Each of us has a variety of lifetime objectives—which can range from personal, family, health, professional and beyond. Have you thought about your financial goals and how they are intertwined with these other objectives?While it seems easy, people struggle more with identifying their financial goals than other personal goals. Financial goals do not have to be complicated—you can simplify the process by thinking of them as a single way to measure this specific aspect of your life.
As with other areas of your life, financial aspirations should be unique to your situation. They should be crafted to reflect where you are now and what you want to achieve. You will likely have short-term, intermediate-term and long-term financial goals.
Identifying Financial Goals
In developing your goals, you need to determine what you want to accomplish—and when you want to make that a reality. Your goals can be wide-ranging and include plans like saving for a new car purchase, planning for retirement or continuing your philanthropic work by providing funds on a regular basis—or later in life—to charities that are important to you.

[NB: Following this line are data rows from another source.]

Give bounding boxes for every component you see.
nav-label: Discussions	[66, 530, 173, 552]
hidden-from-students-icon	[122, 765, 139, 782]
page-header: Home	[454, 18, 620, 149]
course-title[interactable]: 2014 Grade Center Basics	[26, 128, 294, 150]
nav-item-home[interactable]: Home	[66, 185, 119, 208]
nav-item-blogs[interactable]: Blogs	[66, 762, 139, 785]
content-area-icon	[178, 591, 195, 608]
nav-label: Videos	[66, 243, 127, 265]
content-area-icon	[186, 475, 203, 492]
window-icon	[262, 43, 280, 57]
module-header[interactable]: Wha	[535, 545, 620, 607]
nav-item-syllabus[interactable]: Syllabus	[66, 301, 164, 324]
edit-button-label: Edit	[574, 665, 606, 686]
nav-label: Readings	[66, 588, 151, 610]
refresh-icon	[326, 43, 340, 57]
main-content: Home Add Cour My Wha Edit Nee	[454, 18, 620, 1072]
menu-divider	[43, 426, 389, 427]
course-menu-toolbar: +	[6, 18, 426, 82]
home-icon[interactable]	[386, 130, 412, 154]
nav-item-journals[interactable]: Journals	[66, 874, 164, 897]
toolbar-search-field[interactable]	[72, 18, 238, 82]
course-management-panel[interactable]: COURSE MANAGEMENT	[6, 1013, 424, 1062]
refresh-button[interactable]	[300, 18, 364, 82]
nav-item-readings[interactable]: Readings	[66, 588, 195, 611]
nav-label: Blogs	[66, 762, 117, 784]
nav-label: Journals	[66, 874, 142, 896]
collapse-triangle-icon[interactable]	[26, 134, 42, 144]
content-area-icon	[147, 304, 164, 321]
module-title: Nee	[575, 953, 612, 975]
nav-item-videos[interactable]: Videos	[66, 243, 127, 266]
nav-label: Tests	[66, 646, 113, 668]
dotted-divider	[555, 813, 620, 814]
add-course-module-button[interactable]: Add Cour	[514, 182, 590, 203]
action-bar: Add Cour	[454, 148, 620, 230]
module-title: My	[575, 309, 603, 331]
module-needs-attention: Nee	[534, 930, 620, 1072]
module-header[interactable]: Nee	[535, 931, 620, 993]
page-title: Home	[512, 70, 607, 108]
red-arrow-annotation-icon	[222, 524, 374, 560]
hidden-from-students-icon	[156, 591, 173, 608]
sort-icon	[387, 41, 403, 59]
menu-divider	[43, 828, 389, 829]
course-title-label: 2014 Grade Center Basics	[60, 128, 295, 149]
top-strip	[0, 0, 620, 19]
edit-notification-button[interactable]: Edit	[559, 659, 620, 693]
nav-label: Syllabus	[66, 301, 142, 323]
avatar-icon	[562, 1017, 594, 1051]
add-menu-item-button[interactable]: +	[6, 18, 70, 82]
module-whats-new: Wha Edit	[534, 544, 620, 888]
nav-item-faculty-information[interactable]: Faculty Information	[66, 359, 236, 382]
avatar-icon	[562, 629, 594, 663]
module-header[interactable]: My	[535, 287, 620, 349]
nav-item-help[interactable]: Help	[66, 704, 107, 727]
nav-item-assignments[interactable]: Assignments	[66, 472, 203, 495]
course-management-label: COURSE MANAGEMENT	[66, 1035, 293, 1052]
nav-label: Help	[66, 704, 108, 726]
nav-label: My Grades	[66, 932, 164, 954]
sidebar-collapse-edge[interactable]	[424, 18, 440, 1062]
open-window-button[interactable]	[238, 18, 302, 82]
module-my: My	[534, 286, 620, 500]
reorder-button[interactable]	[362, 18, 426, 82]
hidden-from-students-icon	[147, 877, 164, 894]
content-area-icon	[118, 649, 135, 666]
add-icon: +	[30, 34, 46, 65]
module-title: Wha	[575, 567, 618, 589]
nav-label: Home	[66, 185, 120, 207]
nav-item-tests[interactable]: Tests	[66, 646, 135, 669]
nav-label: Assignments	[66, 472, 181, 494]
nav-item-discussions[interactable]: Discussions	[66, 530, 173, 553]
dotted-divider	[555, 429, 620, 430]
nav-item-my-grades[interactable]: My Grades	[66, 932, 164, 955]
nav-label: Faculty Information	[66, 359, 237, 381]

The list of possibilities is extensive, so narrowing it down to what’s most essential to you is the starting point.
After you’ve developed your list of goals:
- Write them down. There’s a psychological benefit to seeing the goals on paper. Studies have found you’re 42% more likely to achieve them if you write them down and revise as needed.
- Prioritize your goals. Rank them from most important to least important and determine whether they can be achieved in the short, intermediate or long-term.
- Take action. Are you doing enough to make your goals a reality? How do you know? What changes should you make? Are your goals realistic? How are you monitoring your progress?
Things to Consider
An important financial goal for everyone should be to have a cash reserve to cover emergencies. Is your top priority to pay off debt such as student loans, car loans or credit card bills? Finding a way to balance between saving money and managing debt is essential to a successful financial future.
Do you have children or grandchildren you would like to see go to college and graduate without massive debt? According to NerdWallet, the average loan debt for a bachelor’s degree among the class of 2019 was $28,950—and it goes up from there.
What about your retirement plans? Are you counting on Social Security as a financial resource, and should you? The Great Resignation occurring during the COVID-19 pandemic has shown that employees want to leave the workforce as soon as possible. Have you thought about joining them earlier than you originally planned? Create an online account with the Social Security Administration at ssa.gov to review your earnings record, get an estimate of your future benefits and determine how much of it you want to bank on.
The sooner you identify and start working toward your financial goals, the better prepared you will be to reach them. Listing all your financial goals can help you fine-tune the big picture for years to come. Prioritizing your goals, determining how much you need to reach them and tracking your progress is time well spent.